Wednesday, March 23, 2011

Deaf as Cassandra to Any Note but Warning

The pint bets I won from Dennis and Leona were paid off last night (the original Thursday meeting was set before discovered that was St Patrick's Day). Talk was of Libya (since Japan is so, like, last decade): my cynicism is shocking, I'm told.

I didn't pursue beyond saying that it's not the training to be mean but the training to be kind that is used to keep us leashed best. Is that why you capitalize the word Kind on your blog, asked Leona. Excellent wry and amber three hours.


Amy Clampitt

While you walk the water's edge,
turning over concepts
I can't envision, the honking buoy
serves notice that at any time
the wind may change,
the reef-bell clatters
its treble monotone, deaf as Cassandra
to any note but warning. The ocean,
cumbered by no business more urgent 
than keeping open old accounts
that never balanced,
goes on shuffling its millenniums
of quartz, granite, and basalt.
                    It behaves
toward the permutations of novelty--
driftwood and shipwreck, last night's
beer cans, spilt oil, the coughed-up
residue of plastic--with random
impartiality, playing catch or tag
or touch-last like a terrier,
turning the same thing over and over,
over and over. For the ocean, nothing
is beneath consideration.
                    The houses
of so many mussels and periwinkles
have been abandoned here, it's hopeless
to know which to salvage. Instead
I keep a lookout for beach glass--
amber of Budweiser, chrysoprase
of Almadén and Gallo, lapis
by way of (no getting around it,
I'm afraid) Phillips'
Milk of Magnesia, with now and then a rare
translucent turquoise or blurred amethyst
of no known origin.
                    The process
goes on forever: they came from sand,
they go back to gravel, 
along with treasuries
of Murano, the buttressed
astonishments of Chartres,
which even now are readying
for being turned over and over as gravely
and gradually as an intellect
engaged in the hazardous
redefinition of structures
no one has yet looked at.


  1. Hot damn, this really captures truth:

    "'s not the training to be mean but the training to be kind that is used to keep us leashed best."

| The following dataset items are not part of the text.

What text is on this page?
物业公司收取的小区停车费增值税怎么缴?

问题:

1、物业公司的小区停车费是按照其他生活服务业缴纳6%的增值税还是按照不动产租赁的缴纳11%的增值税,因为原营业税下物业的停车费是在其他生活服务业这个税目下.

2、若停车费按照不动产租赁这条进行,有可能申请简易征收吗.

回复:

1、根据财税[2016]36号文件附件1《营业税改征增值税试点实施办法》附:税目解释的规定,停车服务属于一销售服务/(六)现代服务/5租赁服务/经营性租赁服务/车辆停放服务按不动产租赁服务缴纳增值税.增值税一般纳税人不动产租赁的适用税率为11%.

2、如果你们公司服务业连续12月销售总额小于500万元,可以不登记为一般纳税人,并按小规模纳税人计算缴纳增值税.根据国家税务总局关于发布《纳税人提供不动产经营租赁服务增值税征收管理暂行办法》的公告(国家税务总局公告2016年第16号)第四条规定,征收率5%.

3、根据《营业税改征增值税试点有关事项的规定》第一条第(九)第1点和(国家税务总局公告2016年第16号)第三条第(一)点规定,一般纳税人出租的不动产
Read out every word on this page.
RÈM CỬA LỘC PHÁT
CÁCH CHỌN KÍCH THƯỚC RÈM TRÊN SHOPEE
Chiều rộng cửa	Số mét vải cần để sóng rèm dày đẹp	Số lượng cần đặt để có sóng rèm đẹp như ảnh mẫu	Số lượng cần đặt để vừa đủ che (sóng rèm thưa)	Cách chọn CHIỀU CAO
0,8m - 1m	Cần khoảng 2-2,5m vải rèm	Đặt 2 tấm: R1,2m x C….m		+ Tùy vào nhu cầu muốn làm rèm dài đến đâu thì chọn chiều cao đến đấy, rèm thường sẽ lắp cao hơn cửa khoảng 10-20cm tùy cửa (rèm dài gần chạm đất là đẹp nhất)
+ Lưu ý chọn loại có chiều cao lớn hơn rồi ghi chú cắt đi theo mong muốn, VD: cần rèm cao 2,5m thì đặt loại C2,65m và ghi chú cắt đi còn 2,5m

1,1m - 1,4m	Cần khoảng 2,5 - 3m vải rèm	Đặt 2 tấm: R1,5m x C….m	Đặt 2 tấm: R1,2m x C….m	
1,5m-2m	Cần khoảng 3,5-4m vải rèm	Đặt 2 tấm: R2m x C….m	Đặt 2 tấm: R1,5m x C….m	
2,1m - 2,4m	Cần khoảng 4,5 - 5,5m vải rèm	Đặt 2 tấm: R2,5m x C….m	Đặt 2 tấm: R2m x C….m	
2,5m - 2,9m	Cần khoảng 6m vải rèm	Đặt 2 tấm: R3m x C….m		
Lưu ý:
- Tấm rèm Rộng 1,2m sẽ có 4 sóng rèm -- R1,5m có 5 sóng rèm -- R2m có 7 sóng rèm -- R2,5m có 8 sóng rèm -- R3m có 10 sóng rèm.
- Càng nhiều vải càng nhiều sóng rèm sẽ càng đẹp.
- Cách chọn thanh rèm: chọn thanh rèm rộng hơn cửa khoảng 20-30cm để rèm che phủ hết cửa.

    Have I remit to quote?

  2. Agalloch. It says something about these days that I wait all week for the death metal sets on Diane's Kamakazi Fun Machine.

    You're only encouraging him!

  3. Excellent Clean Day! Vehicle is one of my all-time favorite albums. And echoing Jim yesterday... also The Bats.

  4. The Clean is another band I just never got around to spending time with but that's good stuff. Curse ye, death metal. & thanks!